Messa in Latino si conferma un sito eccellente per completezza e lucidità di analisi (compresa la nota finale sullo champagne).
Dal tenore del testo sembra emergere, che riportare alla liturgia riformata è solo una scusa per distruggere le ultime tracce del cattolicesimo. Non si può ignorare che la nuova liturgia svuota le chiese, ancor più con l’accelerazione dissolutrice impressa da riforme (leggi picconate) ormai quasi quotidiane. Non serve dire chi comanda tutto questo, con una strategia studiata nei minimi dettagli.
Il lettore accorto si chiederà come mai il Maligno si accanisce contro le comunità Ecclesia Dei, mentre concede tutto (Messa, celebrazione dei Sacramenti e persino chiese) ad altre comunità che celebrano in rito antico.
L’Abbé Barthe ha ragione, questo continuo concedere e abrogare toglie credibilità alla gerarchia, per cui cercare in ogni modo di far sopravvivere questo santo rito sembra l’unica strada percorribile.
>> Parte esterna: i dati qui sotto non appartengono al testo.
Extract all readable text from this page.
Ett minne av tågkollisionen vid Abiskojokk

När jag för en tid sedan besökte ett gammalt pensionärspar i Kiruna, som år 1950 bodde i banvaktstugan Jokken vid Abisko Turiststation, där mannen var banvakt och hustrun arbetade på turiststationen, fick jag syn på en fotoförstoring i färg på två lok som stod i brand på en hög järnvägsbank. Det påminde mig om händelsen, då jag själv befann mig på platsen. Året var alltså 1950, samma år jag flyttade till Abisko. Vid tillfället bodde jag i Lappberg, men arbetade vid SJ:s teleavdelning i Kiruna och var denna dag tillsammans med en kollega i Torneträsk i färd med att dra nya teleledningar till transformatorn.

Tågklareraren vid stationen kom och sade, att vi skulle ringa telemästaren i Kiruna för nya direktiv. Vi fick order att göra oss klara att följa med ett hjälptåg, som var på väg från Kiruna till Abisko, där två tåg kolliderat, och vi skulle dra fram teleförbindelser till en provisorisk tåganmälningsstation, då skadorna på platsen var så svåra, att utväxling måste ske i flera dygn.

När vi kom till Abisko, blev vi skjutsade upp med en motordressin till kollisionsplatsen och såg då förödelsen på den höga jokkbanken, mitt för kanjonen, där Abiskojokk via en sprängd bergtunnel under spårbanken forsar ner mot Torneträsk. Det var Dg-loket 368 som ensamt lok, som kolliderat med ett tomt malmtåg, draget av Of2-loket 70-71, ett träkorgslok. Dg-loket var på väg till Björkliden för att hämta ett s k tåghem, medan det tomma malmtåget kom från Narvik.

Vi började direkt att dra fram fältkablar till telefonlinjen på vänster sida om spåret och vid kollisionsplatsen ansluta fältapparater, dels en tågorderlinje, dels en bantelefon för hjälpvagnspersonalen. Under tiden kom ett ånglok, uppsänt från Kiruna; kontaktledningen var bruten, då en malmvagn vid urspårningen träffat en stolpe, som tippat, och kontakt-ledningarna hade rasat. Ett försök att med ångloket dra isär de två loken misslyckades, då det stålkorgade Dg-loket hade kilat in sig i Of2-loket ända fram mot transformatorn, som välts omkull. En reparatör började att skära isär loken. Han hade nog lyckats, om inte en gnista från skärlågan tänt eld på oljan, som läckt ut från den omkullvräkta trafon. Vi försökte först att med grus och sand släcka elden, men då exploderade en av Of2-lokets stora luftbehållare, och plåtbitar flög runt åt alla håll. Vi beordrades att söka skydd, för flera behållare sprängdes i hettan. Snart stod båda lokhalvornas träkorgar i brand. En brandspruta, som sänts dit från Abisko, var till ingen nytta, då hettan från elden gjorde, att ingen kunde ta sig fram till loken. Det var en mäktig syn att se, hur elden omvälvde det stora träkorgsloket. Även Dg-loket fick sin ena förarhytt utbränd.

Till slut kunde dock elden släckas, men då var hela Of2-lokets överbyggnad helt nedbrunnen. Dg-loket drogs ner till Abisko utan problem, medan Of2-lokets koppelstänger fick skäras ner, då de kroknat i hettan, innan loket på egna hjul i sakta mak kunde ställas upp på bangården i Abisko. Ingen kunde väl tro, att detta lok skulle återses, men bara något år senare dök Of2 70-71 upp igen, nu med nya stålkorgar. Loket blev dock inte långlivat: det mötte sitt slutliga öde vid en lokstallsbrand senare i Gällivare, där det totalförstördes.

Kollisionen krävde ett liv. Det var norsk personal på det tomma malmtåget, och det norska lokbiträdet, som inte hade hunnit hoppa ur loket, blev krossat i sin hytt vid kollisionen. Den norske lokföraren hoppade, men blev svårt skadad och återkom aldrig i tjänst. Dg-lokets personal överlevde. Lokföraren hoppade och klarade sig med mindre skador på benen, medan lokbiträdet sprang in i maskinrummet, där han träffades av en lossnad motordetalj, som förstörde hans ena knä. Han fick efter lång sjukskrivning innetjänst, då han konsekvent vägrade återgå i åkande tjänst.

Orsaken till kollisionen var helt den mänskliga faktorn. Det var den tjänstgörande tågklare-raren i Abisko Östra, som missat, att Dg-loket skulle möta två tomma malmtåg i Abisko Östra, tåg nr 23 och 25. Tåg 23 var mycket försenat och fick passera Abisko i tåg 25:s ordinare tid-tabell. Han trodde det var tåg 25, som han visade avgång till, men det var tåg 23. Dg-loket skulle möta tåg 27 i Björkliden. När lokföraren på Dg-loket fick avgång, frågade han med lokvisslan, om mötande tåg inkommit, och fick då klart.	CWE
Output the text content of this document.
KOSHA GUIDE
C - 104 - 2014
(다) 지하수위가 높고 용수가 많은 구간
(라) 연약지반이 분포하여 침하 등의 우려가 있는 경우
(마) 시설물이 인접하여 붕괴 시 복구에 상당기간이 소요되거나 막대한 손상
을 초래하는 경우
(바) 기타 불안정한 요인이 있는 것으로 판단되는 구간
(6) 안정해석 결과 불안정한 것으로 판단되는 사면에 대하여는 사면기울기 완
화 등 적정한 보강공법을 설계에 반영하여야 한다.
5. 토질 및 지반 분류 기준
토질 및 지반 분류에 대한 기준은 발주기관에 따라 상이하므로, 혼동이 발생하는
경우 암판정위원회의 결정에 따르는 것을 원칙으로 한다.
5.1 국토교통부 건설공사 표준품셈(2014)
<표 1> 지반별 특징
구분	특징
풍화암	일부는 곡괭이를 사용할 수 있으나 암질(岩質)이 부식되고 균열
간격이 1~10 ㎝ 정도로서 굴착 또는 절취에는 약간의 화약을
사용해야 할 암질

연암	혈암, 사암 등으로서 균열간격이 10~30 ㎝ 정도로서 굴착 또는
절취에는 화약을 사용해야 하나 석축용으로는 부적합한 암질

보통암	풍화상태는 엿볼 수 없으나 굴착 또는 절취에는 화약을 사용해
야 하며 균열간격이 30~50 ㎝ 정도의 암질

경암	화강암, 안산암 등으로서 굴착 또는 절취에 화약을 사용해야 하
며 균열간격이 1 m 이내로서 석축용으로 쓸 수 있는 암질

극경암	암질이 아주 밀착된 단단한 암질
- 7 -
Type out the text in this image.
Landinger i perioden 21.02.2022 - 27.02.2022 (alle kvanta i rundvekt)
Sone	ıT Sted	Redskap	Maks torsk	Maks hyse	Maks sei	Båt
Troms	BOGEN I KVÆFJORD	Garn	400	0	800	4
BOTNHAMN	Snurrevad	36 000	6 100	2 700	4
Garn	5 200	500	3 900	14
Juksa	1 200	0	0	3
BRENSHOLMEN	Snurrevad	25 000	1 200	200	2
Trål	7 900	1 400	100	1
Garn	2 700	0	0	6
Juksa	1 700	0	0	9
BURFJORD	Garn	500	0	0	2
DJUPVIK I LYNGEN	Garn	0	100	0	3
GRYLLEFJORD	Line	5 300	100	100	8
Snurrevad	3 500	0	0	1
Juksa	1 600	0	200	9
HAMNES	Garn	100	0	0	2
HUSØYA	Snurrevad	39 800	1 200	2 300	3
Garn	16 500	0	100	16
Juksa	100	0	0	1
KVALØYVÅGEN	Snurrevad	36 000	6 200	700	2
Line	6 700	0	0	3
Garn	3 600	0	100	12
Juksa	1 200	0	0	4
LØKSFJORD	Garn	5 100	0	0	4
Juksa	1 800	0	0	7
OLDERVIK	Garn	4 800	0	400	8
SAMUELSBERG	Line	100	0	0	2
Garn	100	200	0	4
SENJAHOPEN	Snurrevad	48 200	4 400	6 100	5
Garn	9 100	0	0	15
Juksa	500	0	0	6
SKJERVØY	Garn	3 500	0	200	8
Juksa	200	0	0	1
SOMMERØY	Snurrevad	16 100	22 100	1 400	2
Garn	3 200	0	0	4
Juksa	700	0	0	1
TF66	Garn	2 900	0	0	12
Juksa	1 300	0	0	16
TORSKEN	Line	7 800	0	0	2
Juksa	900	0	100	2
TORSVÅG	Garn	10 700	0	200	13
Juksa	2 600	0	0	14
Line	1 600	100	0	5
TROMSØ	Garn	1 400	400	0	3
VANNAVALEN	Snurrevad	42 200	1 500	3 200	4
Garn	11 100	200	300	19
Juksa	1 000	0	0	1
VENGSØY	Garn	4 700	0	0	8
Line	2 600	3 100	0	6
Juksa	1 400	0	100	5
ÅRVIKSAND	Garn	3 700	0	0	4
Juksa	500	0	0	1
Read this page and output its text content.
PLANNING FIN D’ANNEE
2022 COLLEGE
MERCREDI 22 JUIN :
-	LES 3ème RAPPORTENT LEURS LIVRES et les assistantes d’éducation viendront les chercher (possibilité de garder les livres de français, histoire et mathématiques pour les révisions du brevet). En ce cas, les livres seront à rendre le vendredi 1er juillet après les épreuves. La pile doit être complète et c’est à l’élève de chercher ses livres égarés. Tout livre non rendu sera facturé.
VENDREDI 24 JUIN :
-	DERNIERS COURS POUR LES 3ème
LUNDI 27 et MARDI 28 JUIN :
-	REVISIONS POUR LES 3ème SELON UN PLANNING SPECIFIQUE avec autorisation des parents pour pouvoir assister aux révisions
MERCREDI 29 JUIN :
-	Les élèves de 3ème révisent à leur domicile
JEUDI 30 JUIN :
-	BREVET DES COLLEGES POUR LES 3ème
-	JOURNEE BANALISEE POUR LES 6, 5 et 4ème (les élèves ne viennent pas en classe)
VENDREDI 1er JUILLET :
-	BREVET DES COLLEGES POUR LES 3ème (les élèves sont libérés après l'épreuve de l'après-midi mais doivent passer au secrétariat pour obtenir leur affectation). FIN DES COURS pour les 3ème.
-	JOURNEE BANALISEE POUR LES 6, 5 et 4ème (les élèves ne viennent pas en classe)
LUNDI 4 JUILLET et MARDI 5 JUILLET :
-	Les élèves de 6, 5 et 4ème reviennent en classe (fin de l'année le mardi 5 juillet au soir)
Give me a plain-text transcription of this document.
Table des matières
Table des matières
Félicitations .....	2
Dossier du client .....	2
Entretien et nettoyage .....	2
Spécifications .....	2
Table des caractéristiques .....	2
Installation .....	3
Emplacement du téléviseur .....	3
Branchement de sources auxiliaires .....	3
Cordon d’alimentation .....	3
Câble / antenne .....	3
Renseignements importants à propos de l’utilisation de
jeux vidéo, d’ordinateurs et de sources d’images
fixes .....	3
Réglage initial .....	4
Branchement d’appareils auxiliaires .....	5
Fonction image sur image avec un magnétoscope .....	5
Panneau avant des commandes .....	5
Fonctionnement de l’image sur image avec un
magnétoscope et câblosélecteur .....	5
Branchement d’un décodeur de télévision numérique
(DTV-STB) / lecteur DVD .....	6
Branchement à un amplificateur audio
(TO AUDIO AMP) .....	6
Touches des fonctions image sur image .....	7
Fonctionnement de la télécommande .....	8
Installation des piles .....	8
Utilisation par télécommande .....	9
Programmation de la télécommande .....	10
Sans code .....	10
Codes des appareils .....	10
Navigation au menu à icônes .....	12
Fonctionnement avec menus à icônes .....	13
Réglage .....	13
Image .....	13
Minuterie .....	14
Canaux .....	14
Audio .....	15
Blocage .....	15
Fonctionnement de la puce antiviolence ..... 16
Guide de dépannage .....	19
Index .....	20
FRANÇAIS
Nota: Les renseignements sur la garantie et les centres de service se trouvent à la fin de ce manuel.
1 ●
La Messa (ma anche i seminari) sono il fondamento delle nostre comunità; solo con essi il cattolicesimo potrà rinascere in Occidente, se Dio nella sua misericordia lo vorrà.
Quasi inutile dire che se “cesserà il culto” in Occidente, cesserà anche la civiltà occidentale.
Dal messaggio n. 5217 della
Madonna di Anguera ho
estrapolato questo passo :
i valorosi soldati in talare
combatteranno in favore
dell’unica e vera Chiesa
del mio Gesù.
Evidentemente i soldati in
talare sono i preti tradizionalisti ,
e non quelli che vanno in giro
col clergyman o addirittura in
jeans .
A dire la verità i preti, nella quasi totalità, vanno in giro non in clergyman o in jeans, ma vestiti nel modo più sciatto e anonimo possibile! E questo perché? Non certo per dare testimonianza della loro “rappresentanza” (dovrebbero essere i Rappresentanti del Re dei Re, almeno nella divisa!) e della loro fede ma per nascondersi il più possibile, ad imitazione del diavolo che è il Principe della menzogna!
A dire la verità i preti, nella quasi totalità, vanno in giro non in clergyman o in jeans, ma vestiti nel modo più sciatto e anonimo possibile! E questo perché? Non certo per dare testimonianza della loro “rappresentanza” (dovrebbero essere i Rappresentanti del Re dei Re, almeno nella divisa!) e della loro fede ma per nascondersi il più possibile, ad imitazione del diavolo che è il Principe della menzogna!